Cut to a pay phone. Joey leaves a message on Doug's machine telling him not to talk to Dawson, because she just ran into Dawson herself so he's not home anyway, and also she thinks she should tell Dawson. Oh, criminy -- I'll tell Dawson, for god's sake. I'll tell him a bunch of things. ["Save some of that action for me, sister." -- Wing Chun]
Nighttime. Joey runs across the footbridge and climbs the ladder to Dawson's room. In the Sanctum Dawsonorum, Dawson watches The Last Picture Show, and on the screen Jeff Bridges is yelling something about "she's my girl," and in the foyer of my apartment, Tiger Woods takes a few practice swings with the Pitching Wedge Of Parallel Plot Development. Joey clambers through Dawson's window as Jeff Bridges continues to bellow about marrying her "one of these days," and Dawson says, sounding neither surprised nor unhappy to see her, "Changed your mind?" She stammers that she wanted to talk to him, then asks, "Pacey hasn't been here, has he?" Dawson isn't fazed: "No -- is he supposed to be?" Joey says no and flails her arms a bit before asking, "What're you watching?" Dawson tells her, and Joey asks if that's the movie they saw on . . . "Our first date," Dawson completes her sentence, adding wryly that it wasn't a successful evening, "at least not movie-wise." Joey asks what he means, and Dawson says they never got to see the end. Joey's face twitches for a second before she takes a seat, adopts an inappropriately flirtatious face, and asks how the movie does end. Dawson explains matter-of-factly that it's about three friends who grow up together, and Jeff Bridges is in love with Cybill Shepherd, and she dumps him and breaks his heart, "and he's devastated -- and she's not," and Dawson laughs as he says this, ending by saying that "she kinda just moves on to the other guy." I take Tiger up to the roof and write "WE GET IT" on hundreds of golf balls in Sharpie marker, and he hits them in the direction of Wilmington, North Carolina with his titanium driver, because we do in fact get it, but thanks so much for including that focus-pull close-up on Joey's face for emphasis.
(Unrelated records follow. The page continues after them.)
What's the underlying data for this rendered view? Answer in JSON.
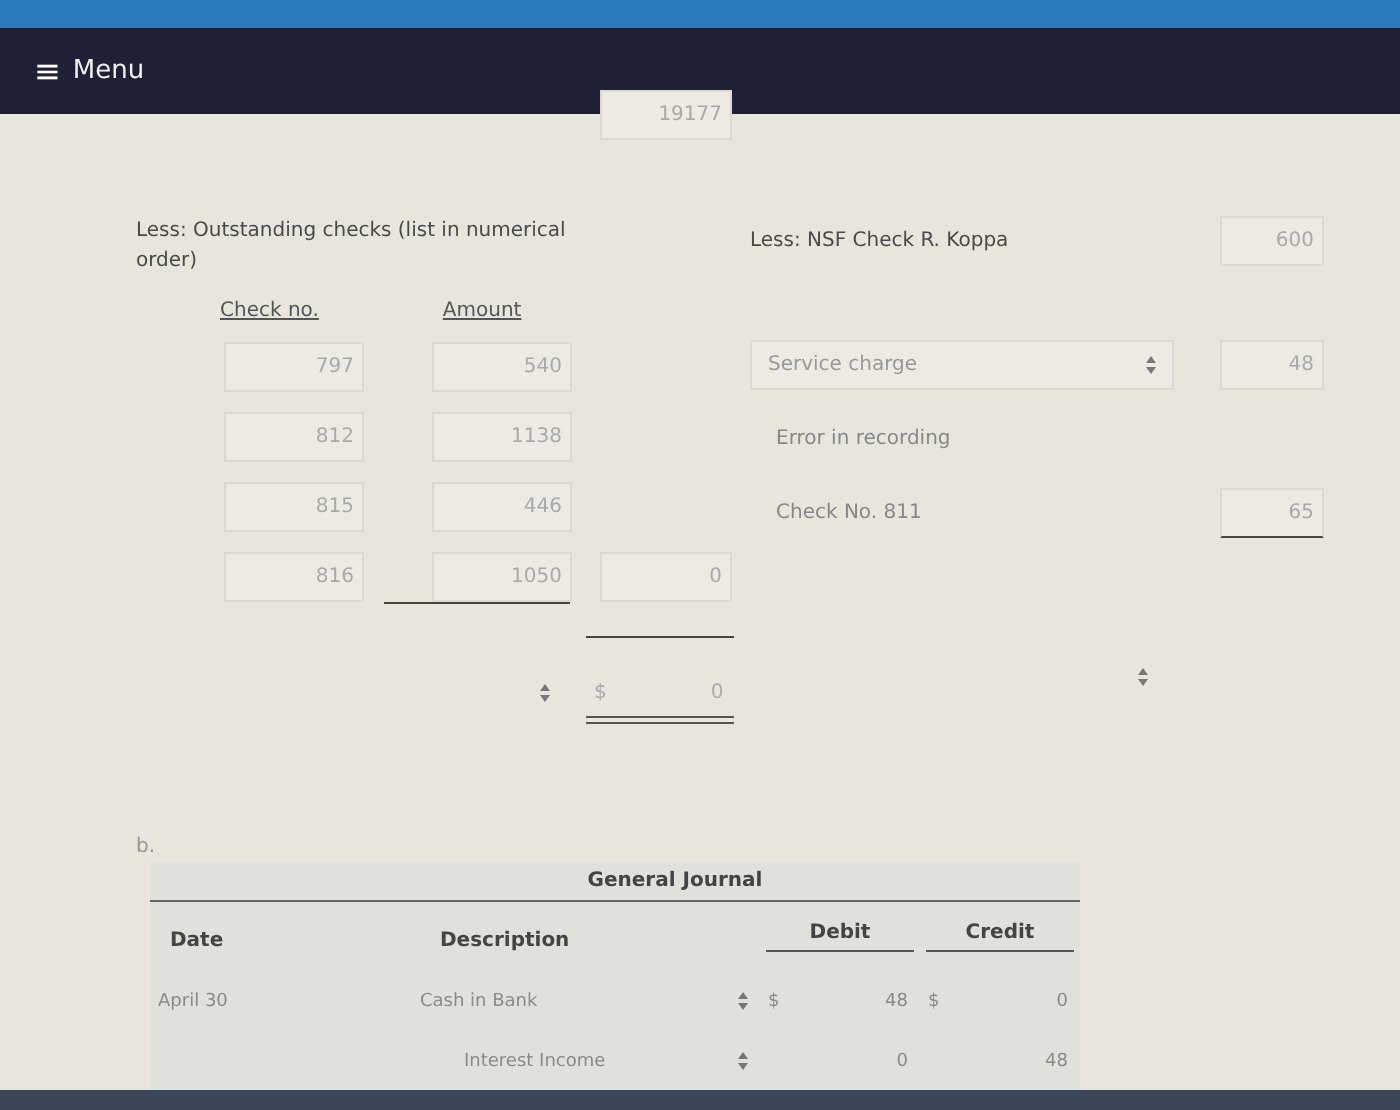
{
  "menu": {
    "icon": "≡",
    "label": "Menu"
  },
  "balance": {
    "value": "19177"
  },
  "outstanding": {
    "label": "Less: Outstanding checks (list in numerical order)",
    "columns": [
      "Check no.",
      "Amount"
    ],
    "rows": [
      {
        "check": "797",
        "amount": "540"
      },
      {
        "check": "812",
        "amount": "1138"
      },
      {
        "check": "815",
        "amount": "446"
      },
      {
        "check": "816",
        "amount": "1050",
        "subtotal": "0"
      }
    ],
    "total_prefix": "$",
    "total": "0"
  },
  "deductions": {
    "nsf_label": "Less: NSF Check R. Koppa",
    "nsf_value": "600",
    "items": [
      {
        "kind": "select",
        "label": "Service charge",
        "value": "48"
      },
      {
        "kind": "text",
        "label": "Error in recording"
      },
      {
        "kind": "text",
        "label": "Check No. 811",
        "value": "65"
      }
    ]
  },
  "journal": {
    "part": "b.",
    "title": "General Journal",
    "columns": [
      "Date",
      "Description",
      "Debit",
      "Credit"
    ],
    "rows": [
      {
        "month": "April",
        "day": "30",
        "account": "Cash in Bank",
        "debit_prefix": "$",
        "debit": "48",
        "credit_prefix": "$",
        "credit": "0"
      },
      {
        "account": "Interest Income",
        "debit": "0",
        "credit": "48"
      }
    ]
  }
}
Dawson keeps discussing the plot, saying that the friendship gets ruined and "that's pretty much how it ends," with everyone alone and hating each other, and then he snorts, "It's, it's pretty depressing, actually, I don't -- I don't know why I'm watching it," and if you haven't already, you should go back and read the way I've described Dawson's mood in the scene so far, because he seems in relatively good spirits, and in the context of the whole episode, it doesn't make sense. Anyway, Joey is silent, and Dawson asks what she wanted to talk about, and Joey gets up and says in a rambling near-tears tone that she just remembered she'd told Bessie she'd help with Alexander so she'd better go, and she turns and goes out the window with a hurried "bye," and we get an extreme close-up of Dawson's face in profile, and it has absolutely no expression.